I have been taking Public Interest's advice and leaving lonely old men alone. Instead, I have been doing my best to ingratiate myself with the MSM by gently reminding them that, exemplary as their work may be, they could do even better, if such a thing is conceivable.
Hang out in the blogosphere long enough, and sooner or later you will come across an incident where seemingly the whole blogging community comes down on a hapless victim, who may or may not be guilty as accused. Shisaku has already taken up this particular story. But anyway, according to Mr. Elegant:
"The furor was started by Rui Chenggang, an English-language news announcer on the government's China Central Television. Rui wrote in his blog last week complaining about the presence of the Starbucks inside the hallowed walls of the Forbidden City. The presence of the coffee chain there was 'eroding Chinese culture,' Rui wrote….
"The appeal to nationalism, predictably enough, brought an avalanche of outrage [on the Internet]."
So far, so good, though the underlying narrative of the awesome anonymous power of the Internet is an oft-told tale. So what new twist does Mr. Elegant bring to the table? Mr. Elegant, in fact, goes on to speculate about the motives of Mr. Rui, saying:
"Trotting out this lame duck (can ducks trot?) has certainly sparked a rush of internet traffic to Rui's blog, and gotten his post onto the front page of China's most popular blog aggregator, www.blog.sina.com.cn."
Yet he then skirts the issue, going on to make the seemingly unremarkable point that:
"Regardless of motives or the merits of the argument …… the incident is a disturbing reminder that emotive nationalist posturing can be dangerously amplified by the web, and even acquire a life of its own. In China, as everywhere else, events in the blogosphere may have a powerful impact beyond the virtual world — for better and for worse."
The oft-told tale again. But, in passing, he has tossed a accusation of "emotive nationalist posturing" at Mr. Rui, a charge about which, if he had read the aforementioned Shisaku link to an earlier article, Mr. Elegant would have had second thoughts. Mr. Rui, it seems, is a thoughtful man.
Mr. Elegant also takes the time to sneer at Mr. Rui's provincial ignorance when he writes:
"It would be like having a Starbucks in the Louvre or at the Pyramids or the Taj Mahal, [Mr. Rui] later told a reporter. (There is a Starbucks next to the Louvre, though not actually inside the museum. And the reasons there aren't any Starbucks in Egypt or India are pretty obvious: no one can afford to buy the coffee)."

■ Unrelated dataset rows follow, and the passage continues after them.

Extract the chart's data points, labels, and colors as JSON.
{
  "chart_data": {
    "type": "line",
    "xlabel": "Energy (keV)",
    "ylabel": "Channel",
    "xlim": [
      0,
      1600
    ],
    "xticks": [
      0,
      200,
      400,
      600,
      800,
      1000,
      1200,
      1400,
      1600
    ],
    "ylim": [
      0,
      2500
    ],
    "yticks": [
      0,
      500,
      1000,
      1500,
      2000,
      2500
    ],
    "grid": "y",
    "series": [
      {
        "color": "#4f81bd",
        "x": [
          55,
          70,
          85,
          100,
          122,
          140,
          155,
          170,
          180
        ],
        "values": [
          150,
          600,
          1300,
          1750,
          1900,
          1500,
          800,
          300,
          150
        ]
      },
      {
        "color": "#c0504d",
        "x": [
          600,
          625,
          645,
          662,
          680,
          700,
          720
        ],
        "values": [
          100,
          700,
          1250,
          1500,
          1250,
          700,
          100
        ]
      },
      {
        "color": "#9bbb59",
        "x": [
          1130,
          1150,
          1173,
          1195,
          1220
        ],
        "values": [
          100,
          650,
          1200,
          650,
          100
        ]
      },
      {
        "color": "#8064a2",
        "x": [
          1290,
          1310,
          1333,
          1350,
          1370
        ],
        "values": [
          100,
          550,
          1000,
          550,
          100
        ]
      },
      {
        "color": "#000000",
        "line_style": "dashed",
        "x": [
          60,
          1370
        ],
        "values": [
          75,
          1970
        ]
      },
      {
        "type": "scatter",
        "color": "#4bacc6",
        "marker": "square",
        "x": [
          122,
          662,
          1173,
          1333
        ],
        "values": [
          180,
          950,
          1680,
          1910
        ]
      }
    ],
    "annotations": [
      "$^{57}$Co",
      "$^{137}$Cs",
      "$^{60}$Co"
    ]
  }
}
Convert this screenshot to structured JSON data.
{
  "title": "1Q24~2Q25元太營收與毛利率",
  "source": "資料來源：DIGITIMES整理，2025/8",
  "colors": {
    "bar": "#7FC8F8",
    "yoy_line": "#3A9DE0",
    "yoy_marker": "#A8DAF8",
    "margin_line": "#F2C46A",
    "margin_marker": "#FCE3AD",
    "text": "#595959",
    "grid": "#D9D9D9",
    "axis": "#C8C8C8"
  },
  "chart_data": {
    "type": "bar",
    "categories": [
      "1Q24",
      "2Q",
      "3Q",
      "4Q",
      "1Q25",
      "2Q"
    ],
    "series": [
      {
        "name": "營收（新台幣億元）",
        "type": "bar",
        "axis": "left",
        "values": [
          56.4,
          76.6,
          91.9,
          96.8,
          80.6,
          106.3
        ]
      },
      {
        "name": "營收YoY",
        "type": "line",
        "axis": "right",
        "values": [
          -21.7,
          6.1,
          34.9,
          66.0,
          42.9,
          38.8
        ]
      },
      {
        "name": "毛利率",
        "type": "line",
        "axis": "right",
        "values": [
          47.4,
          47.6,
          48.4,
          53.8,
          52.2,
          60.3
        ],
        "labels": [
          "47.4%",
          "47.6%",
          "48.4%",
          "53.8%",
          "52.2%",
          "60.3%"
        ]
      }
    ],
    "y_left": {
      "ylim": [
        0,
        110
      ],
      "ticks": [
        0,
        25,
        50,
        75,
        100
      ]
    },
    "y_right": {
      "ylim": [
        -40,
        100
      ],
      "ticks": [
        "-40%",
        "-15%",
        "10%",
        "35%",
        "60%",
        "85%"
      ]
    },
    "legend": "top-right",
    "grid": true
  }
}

In fact, if Mr. Elegant had bothered to ask, he would have known that India's current lack of Starbucks has not much to do with poverty, and everything to do with government regulation. If fact, may I be allowed to indulge in a little insinuation myself by saying Mr. Elegant's error may not have been due merely to a lack of due diligence but a total ignorance of the story of India's rise as an emerging economy? Perhaps he should browse the TIME website from time to time, if you'll pardon the expression. He is right about Egypt to the extent that was no Starbucks there as of the end of 2006. But from news reports, the reasons for the delay of the rollout, first scheduled in 2006, does not seem to be "pretty obvious", nor that "no one can afford to buy the coffee". (Mr. Elegant seems to be ignorant of the workings of developing economies, as well as the cravings of Western ex-pat societies there.)
We still count on newspapers, TV and other mass outlets to find the villain of the week so that everyone can pile on him/her. (For a recent example of a "them", google "Duke"+"Niphong".) But here, as in so many other areas, the Internet is eating into MSM territory. (For a recent example of "other areas", go take a look at the 2008 US presidential candidates, who are forsaking the splashy news conference route and announcing their intent on their web sites.) In fact, nowhere is the tension between the two mediums more evident than in Mr. Elegant's article, which is perched on a TIME website, as of Jan. 29 right next to the TIME blogs, itself with a look somewhere between a blog entry and a real news piece. Indeed, the loose fact checking, the insinuations, the subjective feel of his piece are exactly the kind of stuff you would expect to see coming from a real blogger.
So I guess my question is, what happened to the Starbucks in the Forbidden City? It's been some time since the story broke, hasn't it? Are people picketing Starbucks? The Forbidden City? Is business down? Up, even? Have the authorities weighed in? Questions, questions. But I guess those are questions that real journalists are to ask, whose answers to know.